The readers who follow her onto the stage have a similar effect. Each diary extract could easily be mistaken for a minor classic of comic fiction, like George and Weedon Grossmith’s The Diary of a Nobody, or the aforementioned Adrian Mole.

And – glory of glories – Max Scratchmann’s poetry turns out to be just as awful as he promised. There’s a particularly poignant verse about the pain of unrequited love which, to paraphrase Oscar Wilde, you’d need a heart of stone to listen to without breaking into sniggers of malicious glee.

Genuine honesty

Watching middle-aged people exploit their younger selves proves to be cruel but highly entertaining sport. But why did Meadhbh, who works for a local PR firm, decide to make a dramedy out of a pile of dated diaries? “Back in 2011 I moved from Ireland to London,” she tells me later in the evening. “I was just finding my feet and wanted to get involved in events and meet more creative types.

“I’d heard about an event called Cringe, which had a diary reading format. I was really intrigued because I’d been writing diaries since I was nine or ten. So I got up on stage on the night, and the rest is history. Or maybe that should be – the rest is diary.”

Meadhbh continues to keep a daily journal of her life. “I like the ritual of it,” she says. “The routine of sitting down, teasing out my thoughts and bitching about situations. Then, years and years later, it ends up being a really interesting historical record.”

And how does she explain the popularity of Pure Riddy? “There’s just something about that collective experience of being a teenager,” she says. “It doesn’t matter what generation you’re from, or what age you are now.

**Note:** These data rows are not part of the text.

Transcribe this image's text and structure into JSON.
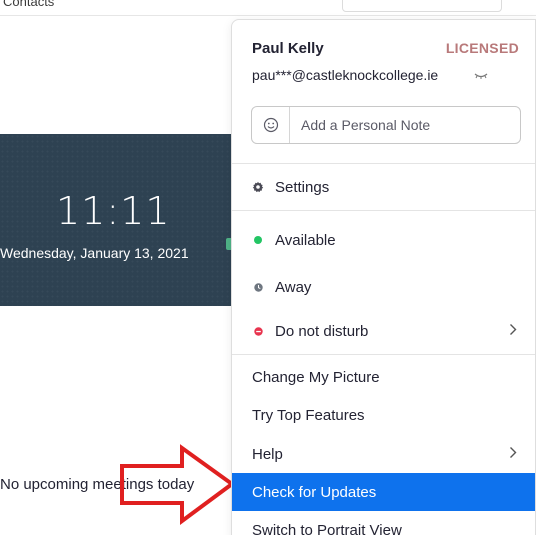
{
  "background": {
    "contacts_label": "Contacts",
    "clock": {
      "time": "11:11",
      "date": "Wednesday, January 13, 2021"
    },
    "no_meetings_text": "No upcoming meetings today"
  },
  "profile_menu": {
    "user_name": "Paul Kelly",
    "license_badge": "LICENSED",
    "email": "pau***@castleknockcollege.ie",
    "note_placeholder": "Add a Personal Note",
    "items": {
      "settings": "Settings",
      "available": "Available",
      "away": "Away",
      "do_not_disturb": "Do not disturb",
      "change_picture": "Change My Picture",
      "top_features": "Try Top Features",
      "help": "Help",
      "check_updates": "Check for Updates",
      "portrait_view": "Switch to Portrait View"
    },
    "colors": {
      "selected_bg": "#0e72ed",
      "available": "#23c564",
      "away": "#6e7680",
      "do_not_disturb": "#e8344e",
      "license": "#b8797a"
    }
  },
  "annotation": {
    "arrow_color": "#e02020"
  }
}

“People’s memories of being that age are remarkably similar. Teens often go from extreme highs to extreme lows. The light and the dark in their lives is so apparent. I kind of feel there’s something very authentic about that time in people’s lives.

“As a teenager you’re uncompromising. You feel THIS way. And THAT is your tribe. And you will NOT do that. And you’re SO in love with such-and-such. Perhaps it’s a time of genuine honesty. Or maybe it’s all just galloping hormones. Either way, it’s pretty entertaining to sneak inside the head of a teenager, even if it’s only for a while.”